Laura smiled. “I owed it to both you and Mari to reveal the truth about the Glory Girls,” she said. “Mari has kept silent out of loyalty—to protect those she cares about the most. It was time that those of us who care for
her
should put the matter straight.”

“You may count upon my discretion in the matter, your grace,” Nick said. He laughed. “Though I confess it relieves me to hear the Glories will not ride again.”

“Of course,” Laura said. “A gentleman in your situation cannot collude at breaking the law, Major Falconer. I appreciate that.” She looked at him, biting her lip. “There is, however, one small barrier remaining to your discovering the whole truth, Major Falconer. Mari has gone away.”

Nick remembered the shuttered windows of Peacock Cottage. “I wondered if she had,” he said slowly.

“Not run away,” Laura stressed, “but she required some peace, I think, and some time alone. As soon as Hester and John’s marriage had taken place, she left. She has been gone a week.” She drummed her fingers thoughtfully on the sideboard. “I suppose she did not forbid me from telling anyone where…”

Urgency grasped at Nick and he sat forward. “Your grace—”

“I need your word, Major Falconer,” Laura said. “Your word that you will not hurt Mari in any way.”

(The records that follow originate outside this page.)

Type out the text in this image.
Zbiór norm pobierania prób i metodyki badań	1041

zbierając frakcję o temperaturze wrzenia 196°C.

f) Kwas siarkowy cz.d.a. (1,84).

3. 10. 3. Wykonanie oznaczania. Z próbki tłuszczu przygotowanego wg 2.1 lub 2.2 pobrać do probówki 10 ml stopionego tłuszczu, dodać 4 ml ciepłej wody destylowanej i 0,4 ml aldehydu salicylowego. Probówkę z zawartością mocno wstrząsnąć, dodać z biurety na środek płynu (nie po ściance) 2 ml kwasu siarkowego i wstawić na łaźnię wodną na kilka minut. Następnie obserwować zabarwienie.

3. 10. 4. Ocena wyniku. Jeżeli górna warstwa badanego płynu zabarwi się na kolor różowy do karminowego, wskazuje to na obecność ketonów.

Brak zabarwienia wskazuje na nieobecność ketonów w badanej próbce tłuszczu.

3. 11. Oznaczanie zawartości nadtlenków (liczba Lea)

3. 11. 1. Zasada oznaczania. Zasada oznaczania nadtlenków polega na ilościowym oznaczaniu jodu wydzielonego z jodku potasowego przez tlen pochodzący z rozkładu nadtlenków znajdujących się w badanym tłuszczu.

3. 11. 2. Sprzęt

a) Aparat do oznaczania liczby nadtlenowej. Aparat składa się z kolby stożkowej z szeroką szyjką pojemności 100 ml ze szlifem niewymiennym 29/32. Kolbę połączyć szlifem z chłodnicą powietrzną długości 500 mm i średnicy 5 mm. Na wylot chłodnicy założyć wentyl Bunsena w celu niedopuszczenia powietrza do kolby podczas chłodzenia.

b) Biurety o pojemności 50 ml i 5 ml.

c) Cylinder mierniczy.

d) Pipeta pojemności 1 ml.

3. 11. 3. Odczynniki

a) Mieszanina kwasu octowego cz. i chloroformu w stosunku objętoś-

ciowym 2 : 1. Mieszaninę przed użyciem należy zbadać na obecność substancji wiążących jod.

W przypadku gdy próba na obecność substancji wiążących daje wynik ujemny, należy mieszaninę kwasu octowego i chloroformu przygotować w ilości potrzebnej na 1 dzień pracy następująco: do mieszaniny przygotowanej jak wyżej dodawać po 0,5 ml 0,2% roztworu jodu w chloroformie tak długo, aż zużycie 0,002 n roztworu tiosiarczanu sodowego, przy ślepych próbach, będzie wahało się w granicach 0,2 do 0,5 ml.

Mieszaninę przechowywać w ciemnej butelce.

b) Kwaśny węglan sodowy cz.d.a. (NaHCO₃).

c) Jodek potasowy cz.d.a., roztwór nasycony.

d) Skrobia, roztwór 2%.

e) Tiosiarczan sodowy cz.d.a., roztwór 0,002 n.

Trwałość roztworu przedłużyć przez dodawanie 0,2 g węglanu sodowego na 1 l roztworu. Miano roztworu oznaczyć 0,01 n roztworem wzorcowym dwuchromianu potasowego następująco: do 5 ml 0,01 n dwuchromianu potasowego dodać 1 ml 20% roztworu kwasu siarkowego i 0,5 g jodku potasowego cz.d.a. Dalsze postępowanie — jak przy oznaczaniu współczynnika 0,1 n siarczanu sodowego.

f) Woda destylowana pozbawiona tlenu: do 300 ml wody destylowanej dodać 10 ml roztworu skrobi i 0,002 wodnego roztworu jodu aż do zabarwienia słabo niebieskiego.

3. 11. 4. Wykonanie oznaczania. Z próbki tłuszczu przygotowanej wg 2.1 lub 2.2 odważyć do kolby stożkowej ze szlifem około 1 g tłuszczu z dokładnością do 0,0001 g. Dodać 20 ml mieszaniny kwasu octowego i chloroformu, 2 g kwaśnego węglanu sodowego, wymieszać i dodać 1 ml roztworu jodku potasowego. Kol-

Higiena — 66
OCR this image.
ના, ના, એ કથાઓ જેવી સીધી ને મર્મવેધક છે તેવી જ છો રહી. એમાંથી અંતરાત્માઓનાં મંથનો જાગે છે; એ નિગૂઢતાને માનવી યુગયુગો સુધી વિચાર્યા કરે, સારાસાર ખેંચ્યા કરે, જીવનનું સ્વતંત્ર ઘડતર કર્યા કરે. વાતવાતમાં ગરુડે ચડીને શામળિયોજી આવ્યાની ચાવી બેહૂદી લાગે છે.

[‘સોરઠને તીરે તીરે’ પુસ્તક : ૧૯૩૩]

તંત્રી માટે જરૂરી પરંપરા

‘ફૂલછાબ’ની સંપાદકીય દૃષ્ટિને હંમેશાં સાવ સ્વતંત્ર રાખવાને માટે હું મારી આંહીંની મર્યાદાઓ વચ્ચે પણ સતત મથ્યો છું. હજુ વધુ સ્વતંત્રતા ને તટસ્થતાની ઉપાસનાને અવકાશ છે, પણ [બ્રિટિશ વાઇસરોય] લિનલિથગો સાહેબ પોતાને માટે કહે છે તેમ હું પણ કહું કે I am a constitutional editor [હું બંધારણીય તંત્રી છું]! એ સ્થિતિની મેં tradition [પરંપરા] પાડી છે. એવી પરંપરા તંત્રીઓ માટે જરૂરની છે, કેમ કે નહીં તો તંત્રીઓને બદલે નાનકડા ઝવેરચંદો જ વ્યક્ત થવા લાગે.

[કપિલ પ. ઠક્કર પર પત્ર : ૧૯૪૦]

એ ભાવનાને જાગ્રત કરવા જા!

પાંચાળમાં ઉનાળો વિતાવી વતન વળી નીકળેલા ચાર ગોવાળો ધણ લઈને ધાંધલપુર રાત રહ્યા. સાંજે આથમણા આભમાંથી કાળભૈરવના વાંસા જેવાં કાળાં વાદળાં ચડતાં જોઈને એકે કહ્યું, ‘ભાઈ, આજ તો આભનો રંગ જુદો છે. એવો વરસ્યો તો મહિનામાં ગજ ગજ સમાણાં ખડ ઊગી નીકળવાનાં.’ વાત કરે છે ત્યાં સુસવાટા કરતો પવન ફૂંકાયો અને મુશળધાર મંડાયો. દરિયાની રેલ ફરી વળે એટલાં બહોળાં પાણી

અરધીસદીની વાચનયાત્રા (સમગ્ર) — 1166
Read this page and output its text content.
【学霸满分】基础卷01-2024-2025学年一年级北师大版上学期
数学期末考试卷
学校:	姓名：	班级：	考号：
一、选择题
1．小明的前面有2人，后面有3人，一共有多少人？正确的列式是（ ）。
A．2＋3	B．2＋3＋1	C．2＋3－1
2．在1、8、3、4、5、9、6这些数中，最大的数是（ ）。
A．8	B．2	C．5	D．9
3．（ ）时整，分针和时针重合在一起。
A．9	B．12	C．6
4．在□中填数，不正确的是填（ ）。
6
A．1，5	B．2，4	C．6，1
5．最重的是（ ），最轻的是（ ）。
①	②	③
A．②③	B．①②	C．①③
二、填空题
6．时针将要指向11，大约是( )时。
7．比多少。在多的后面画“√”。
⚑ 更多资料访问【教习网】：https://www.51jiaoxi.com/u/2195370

“You have it,” Nick said instantly.

Laura smiled. “Very well. Mari is staying in a convent, Major Falconer, the convent of Our Lady of Mount Grace in Cavenham. It is less than twenty miles from here.”

“A convent.” Nick saw the problem at once. “So if she does not choose to receive me…”

“Then you have a problem, Major Falconer,” Laura said. “If she will not see you, there is no way in which you will be able to speak with her, unless you decide to abduct a lady from a convent.” She raised her brows. “Fine behavior for an officer and a gentleman! Do you need time to think about it?”

Nick laughed. “No, your grace. I do not believe I do.”

 

 

M
ARI TUCKED HER BOOK
under her arm and made her way from the walled convent garden through the archway to the guesthouse. It was late afternoon now and the hot, heavy summer day promised thunder. From the church floated the clear, plaintive notes of plainsong as the nuns sang Compline. It was an extremely soothing sound. In fact, everything to do with Mount Grace was peaceful and soothing. In the week that she had been there Mari had found more peace of mind than in the past five years.

Nevertheless she was very aware that she was running away. Laura might be kind and say that she had needed to give herself time and space to think, to find some peace, and in some ways that was true. But she had no vocation to be a nun and no intention of staying permanently in her retreat and one day soon she knew she would have to go back. She would have to pick up the threads of her life in Peacock Oak. She would have to dismiss Nick Falconer from her memory, as well as from her life.

She paused in the shadow of the gateway, convinced that someone was standing within the cobbled courtyard and watching her, but when she looked around, there was no one there. With a little shrug, Mari walked down the quiet stone corridor to her room and pushed open the door. There were no locks here. They were not needed.

She placed her book on the table and put a hand up to unfasten her spencer then froze as a movement behind her caught the corner of her eye. Turning, she was just in time to see the heavy door swing shut and Nick Falconer leaning back against it, arms folded. He looked solid, unyielding and dangerously determined. Her pulse jumped.

“What…What on
earth
are you doing here?” Her voice came out as a croak.

He smiled and her stomach dipped. She had scarcely had time to forget that wicked smile. “I wanted to talk to you,” he said.

“Most people would call at the gate,” Mari said. “It is customary.”

“I knew that if I did that, you would refuse to see me.”

She could not fault the logic of that. Of course she would have done. Just seeing him standing there made her nerves trip and the breath catch in her throat. She had thought it would be a long, long time—perhaps never—before she would have to face him again and she was woefully unprepared.

“How did you know I was here?” she asked, and knew the answer before he had replied. “Laura told you, I suppose.”